When people ask what keeps the conflict going, I invite them to imagine that tomorrow the Palestinians had the firepower of the Israelis and the Israelis the firepower of the Palestinians.  Do you think the Jews would be subject to occasional harassments, resource depletion and roadblocks?  Or do you suspect, do you know somewhere deep down, that the world would witness a terrible massacre?  And if you think the second, how gingerly would you conduct negotiations toward statehood?

The word “Iran” is mentioned just once in this book called “The Crisis of Zionism.” Here is the sentence: “Between them, Iran, Syria and Hezbollah have missiles that can hit every inch of Israel.”  This demonstrates, writes Beinart, since the threat is rockets, a state on the West Bank is, like these threats, a question of maintaining an adequate deterrent.  During the cold war, when all of America was within range of Russian missiles, I wonder if anyone would have considered it an acceptable additional threat to American security to have Fidel Castro establish a state in Texas.

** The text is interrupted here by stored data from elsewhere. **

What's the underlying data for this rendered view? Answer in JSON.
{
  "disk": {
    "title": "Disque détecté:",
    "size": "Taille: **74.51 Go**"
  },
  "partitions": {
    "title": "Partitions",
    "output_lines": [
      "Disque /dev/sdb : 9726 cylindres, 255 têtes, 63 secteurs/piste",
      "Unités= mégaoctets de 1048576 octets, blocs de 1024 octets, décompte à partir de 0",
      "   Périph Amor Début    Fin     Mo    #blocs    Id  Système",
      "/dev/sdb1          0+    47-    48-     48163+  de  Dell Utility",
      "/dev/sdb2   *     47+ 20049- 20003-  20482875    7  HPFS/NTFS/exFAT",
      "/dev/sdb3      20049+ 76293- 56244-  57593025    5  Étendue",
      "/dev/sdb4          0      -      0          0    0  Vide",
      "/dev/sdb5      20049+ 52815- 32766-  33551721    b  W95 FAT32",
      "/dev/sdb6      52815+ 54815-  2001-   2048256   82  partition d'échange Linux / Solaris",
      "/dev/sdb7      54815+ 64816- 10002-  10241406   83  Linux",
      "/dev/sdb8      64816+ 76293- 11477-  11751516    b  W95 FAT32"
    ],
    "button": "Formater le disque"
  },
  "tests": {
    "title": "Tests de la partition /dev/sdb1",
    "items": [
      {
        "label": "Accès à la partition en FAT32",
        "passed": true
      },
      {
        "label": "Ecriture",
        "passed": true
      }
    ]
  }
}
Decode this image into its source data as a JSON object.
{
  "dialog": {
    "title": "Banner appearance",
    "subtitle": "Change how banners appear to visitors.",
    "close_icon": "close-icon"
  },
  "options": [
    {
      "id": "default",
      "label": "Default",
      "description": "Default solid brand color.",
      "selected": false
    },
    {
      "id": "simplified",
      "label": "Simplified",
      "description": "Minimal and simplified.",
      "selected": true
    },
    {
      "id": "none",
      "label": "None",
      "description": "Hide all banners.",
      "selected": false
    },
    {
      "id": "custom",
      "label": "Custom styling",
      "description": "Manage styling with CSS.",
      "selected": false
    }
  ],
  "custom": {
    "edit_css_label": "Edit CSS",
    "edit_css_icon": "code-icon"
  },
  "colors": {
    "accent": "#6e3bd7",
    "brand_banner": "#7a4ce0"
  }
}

Beinart’s argument for two states has tremendous support in the U.S.  and in Israel, including among Israel’s military specialists who agree that getting to a two state solution is essential both demographically and humanely.  But we will not get there by whitewashing the unremitting hostility of Israel’s neighbors, or deriding the American Jewish groups that have succeeded in attaining a position of influence through knowledge, hard work and cogent argumentation.

So why the self-lacerating blame?  Perhaps this is the true legacy of victimization – you think you must be at fault when things don’t go right.  It is not always so, no matter what your grandmother says.